I was upset and in quite a horrid mood. My Aspie brain was just overloaded with everything, and it all became too much. I frakkin' bit my own steering wheel I was so frustrated. A lot of it was at Wash who just couldn't seem to grasp that for ME, I had just missed the only thing I was looking forward to. He enjoys it all and can't understand anymore that just because he feels something does not mean every one around him feels much the same way. I yelled and vented.
I guess it has finally been hitting him and starting to really sink in this week just how ... unhelpful, un-Wash-like he has been towards me lately.
He says, "Yes, I've been acting like a spoiled lazy little kid. I don't want that."
He just doesn't know how/remember how to change. His brain had the part that literally controls our overt motivation cut out. He relies on me. Hard and constantly.
I wanted my cats. I wanted my space, a way to just make things "right" which to me is sometimes beyond the ability to verbalize. I got calm again and we set out about 3 more times before we finally, at last, found the hotel. All told it took longer to find the place when we got to the city then it did to drive from Phoenix to Tucson. That's frustrating to me. Wash hasn't driven in months so it's always me, and sometimes... I just don't.want.to.drive.
Thankfully we were already checked in, had our passes and could just take my stuff to the room and unload. Which I did, and thankfully we have great large rooms/suite.
We spent the evening talking as a group and trying to be in a good mood for us all. Half went off to the late night concert and half (myself included) stayed back in the room.
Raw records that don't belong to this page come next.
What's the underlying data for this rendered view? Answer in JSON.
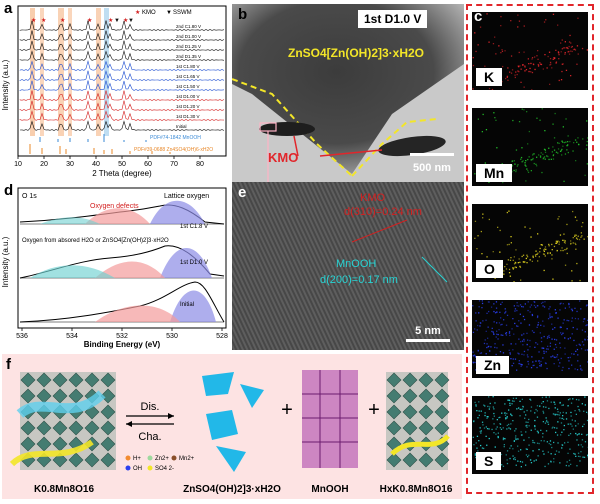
{
  "panels": {
    "a": {
      "label": "a",
      "ylabel": "Intensity (a.u.)",
      "xlabel": "2 Theta (degree)",
      "xticks": [
        "10",
        "20",
        "30",
        "40",
        "50",
        "60",
        "70",
        "80"
      ],
      "legend_kmo": "KMO",
      "legend_sswm": "SSWM",
      "curve_labels": [
        "2nd C1.80 V",
        "2nd D1.00 V",
        "2nd D1.25 V",
        "2nd D1.35 V",
        "1st C1.80 V",
        "1st C1.65 V",
        "1st C1.50 V",
        "1st D1.00 V",
        "1st D1.20 V",
        "1st D1.30 V",
        "Initial"
      ],
      "ref_mnooh": "PDF#74-1842 MnOOH",
      "ref_sswm": "PDF#39-0688 Zn4SO4(OH)6·xH2O",
      "colors": {
        "black": "#111111",
        "blue": "#1f4fd1",
        "red": "#d32020",
        "ref_blue": "#3a8ad6",
        "ref_orange": "#e8882a"
      }
    },
    "b": {
      "label": "b",
      "state": "1st D1.0 V",
      "phase": "ZnSO4[Zn(OH)2]3·xH2O",
      "kmo": "KMO",
      "scale": "500 nm"
    },
    "c": {
      "label": "c",
      "maps": [
        {
          "element": "K",
          "color": "#e0262b"
        },
        {
          "element": "Mn",
          "color": "#22c22a"
        },
        {
          "element": "O",
          "color": "#e3d520"
        },
        {
          "element": "Zn",
          "color": "#2a3ff0"
        },
        {
          "element": "S",
          "color": "#27d3d3"
        }
      ]
    },
    "d": {
      "label": "d",
      "title": "O 1s",
      "lattice": "Lattice oxygen",
      "defects": "Oxygen defects",
      "absorbed": "Oxygen from absored H2O or ZnSO4[Zn(OH)2]3·xH2O",
      "state_top": "1st C1.8 V",
      "state_mid": "1st D1.0 V",
      "state_bot": "Initial",
      "ylabel": "Intensity (a.u.)",
      "xlabel": "Binding Energy (eV)",
      "xticks": [
        "536",
        "534",
        "532",
        "530",
        "528"
      ]
    },
    "e": {
      "label": "e",
      "kmo": "KMO",
      "kmo_d": "d(310)=0.24 nm",
      "mnooh": "MnOOH",
      "mnooh_d": "d(200)=0.17 nm",
      "scale": "5 nm"
    },
    "f": {
      "label": "f",
      "dis": "Dis.",
      "cha": "Cha.",
      "legend": [
        "H+",
        "Zn2+",
        "Mn2+",
        "OH",
        "SO4 2-"
      ],
      "formula_left": "K0.8Mn8O16",
      "formula_mid": "ZnSO4(OH)2]3·xH2O",
      "formula_mnooh": "MnOOH",
      "formula_right": "HxK0.8Mn8O16",
      "plus": "+"
    }
  }
}
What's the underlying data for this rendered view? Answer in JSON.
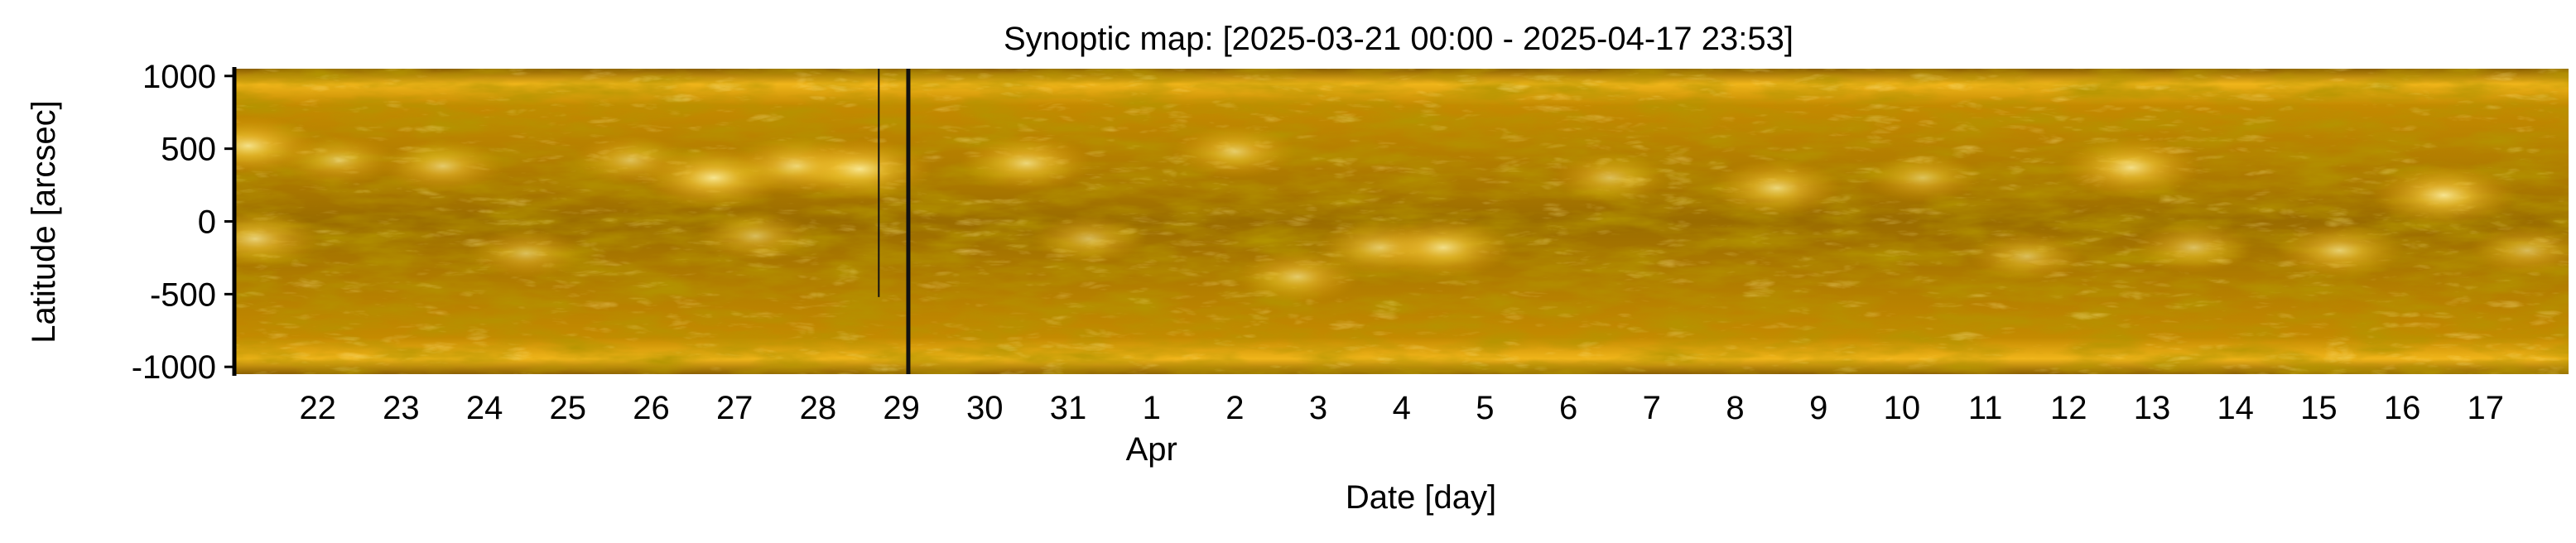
{
  "chart_data": {
    "type": "heatmap",
    "title": "Synoptic map: [2025-03-21 00:00 - 2025-04-17 23:53]",
    "xlabel": "Date [day]",
    "ylabel": "Latitude [arcsec]",
    "x_range": [
      "2025-03-21 00:00",
      "2025-04-17 23:53"
    ],
    "ylim": [
      -1050,
      1050
    ],
    "x_ticks": [
      {
        "date": "2025-03-22",
        "label": "22"
      },
      {
        "date": "2025-03-23",
        "label": "23"
      },
      {
        "date": "2025-03-24",
        "label": "24"
      },
      {
        "date": "2025-03-25",
        "label": "25"
      },
      {
        "date": "2025-03-26",
        "label": "26"
      },
      {
        "date": "2025-03-27",
        "label": "27"
      },
      {
        "date": "2025-03-28",
        "label": "28"
      },
      {
        "date": "2025-03-29",
        "label": "29"
      },
      {
        "date": "2025-03-30",
        "label": "30"
      },
      {
        "date": "2025-03-31",
        "label": "31"
      },
      {
        "date": "2025-04-01",
        "label": "1"
      },
      {
        "date": "2025-04-02",
        "label": "2"
      },
      {
        "date": "2025-04-03",
        "label": "3"
      },
      {
        "date": "2025-04-04",
        "label": "4"
      },
      {
        "date": "2025-04-05",
        "label": "5"
      },
      {
        "date": "2025-04-06",
        "label": "6"
      },
      {
        "date": "2025-04-07",
        "label": "7"
      },
      {
        "date": "2025-04-08",
        "label": "8"
      },
      {
        "date": "2025-04-09",
        "label": "9"
      },
      {
        "date": "2025-04-10",
        "label": "10"
      },
      {
        "date": "2025-04-11",
        "label": "11"
      },
      {
        "date": "2025-04-12",
        "label": "12"
      },
      {
        "date": "2025-04-13",
        "label": "13"
      },
      {
        "date": "2025-04-14",
        "label": "14"
      },
      {
        "date": "2025-04-15",
        "label": "15"
      },
      {
        "date": "2025-04-16",
        "label": "16"
      },
      {
        "date": "2025-04-17",
        "label": "17"
      }
    ],
    "month_label": {
      "date": "2025-04-01",
      "label": "Apr"
    },
    "y_ticks": [
      {
        "value": 1000,
        "label": "1000"
      },
      {
        "value": 500,
        "label": "500"
      },
      {
        "value": 0,
        "label": "0"
      },
      {
        "value": -500,
        "label": "-500"
      },
      {
        "value": -1000,
        "label": "-1000"
      }
    ],
    "colormap": [
      "#6e4a00",
      "#a77200",
      "#d69b08",
      "#f2c028",
      "#ffe070"
    ],
    "data_gaps": [
      {
        "date": "2025-03-28 17:30",
        "lat_range": [
          -520,
          1050
        ]
      },
      {
        "date": "2025-03-29 02:00",
        "lat_range": [
          -1050,
          1050
        ]
      }
    ],
    "bright_regions": [
      {
        "date": "2025-03-21 04:00",
        "lat": 520,
        "intensity": 0.9
      },
      {
        "date": "2025-03-21 06:00",
        "lat": -120,
        "intensity": 0.8
      },
      {
        "date": "2025-03-22 06:00",
        "lat": 420,
        "intensity": 0.6
      },
      {
        "date": "2025-03-23 12:00",
        "lat": 380,
        "intensity": 0.7
      },
      {
        "date": "2025-03-24 12:00",
        "lat": -220,
        "intensity": 0.6
      },
      {
        "date": "2025-03-25 18:00",
        "lat": 420,
        "intensity": 0.6
      },
      {
        "date": "2025-03-26 18:00",
        "lat": 300,
        "intensity": 0.95
      },
      {
        "date": "2025-03-27 18:00",
        "lat": 380,
        "intensity": 0.85
      },
      {
        "date": "2025-03-27 06:00",
        "lat": -100,
        "intensity": 0.6
      },
      {
        "date": "2025-03-28 12:00",
        "lat": 360,
        "intensity": 0.95
      },
      {
        "date": "2025-03-30 12:00",
        "lat": 400,
        "intensity": 0.8
      },
      {
        "date": "2025-03-31 06:00",
        "lat": -120,
        "intensity": 0.6
      },
      {
        "date": "2025-04-02 00:00",
        "lat": 480,
        "intensity": 0.7
      },
      {
        "date": "2025-04-02 18:00",
        "lat": -380,
        "intensity": 0.7
      },
      {
        "date": "2025-04-03 18:00",
        "lat": -180,
        "intensity": 0.75
      },
      {
        "date": "2025-04-04 12:00",
        "lat": -180,
        "intensity": 0.9
      },
      {
        "date": "2025-04-06 12:00",
        "lat": 300,
        "intensity": 0.6
      },
      {
        "date": "2025-04-08 12:00",
        "lat": 230,
        "intensity": 0.8
      },
      {
        "date": "2025-04-10 06:00",
        "lat": 300,
        "intensity": 0.6
      },
      {
        "date": "2025-04-11 12:00",
        "lat": -240,
        "intensity": 0.6
      },
      {
        "date": "2025-04-12 18:00",
        "lat": 370,
        "intensity": 0.9
      },
      {
        "date": "2025-04-13 12:00",
        "lat": -180,
        "intensity": 0.65
      },
      {
        "date": "2025-04-15 06:00",
        "lat": -200,
        "intensity": 0.75
      },
      {
        "date": "2025-04-16 12:00",
        "lat": 180,
        "intensity": 0.95
      },
      {
        "date": "2025-04-17 12:00",
        "lat": -200,
        "intensity": 0.6
      }
    ]
  }
}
I got about 6 hours of sleep and I woke up feeling better.
Not really optimistic I'd say, but perhaps a bit hopeful at least.
I stayed back this morning; there are some tabling events at the hotel and they went off to the Old Studios where the other half of the 'Con is being held. I have some time to myself, alone, this morning to get back to myself and they get to go and enjoy the fun. We will meet up this afternoon for more fun, and there is a concert and Masque Ball tonight that I do still kind of want to attend.
I am reading and resting. I am thinking. I am trying to laugh.
I hope that is enough to count for something.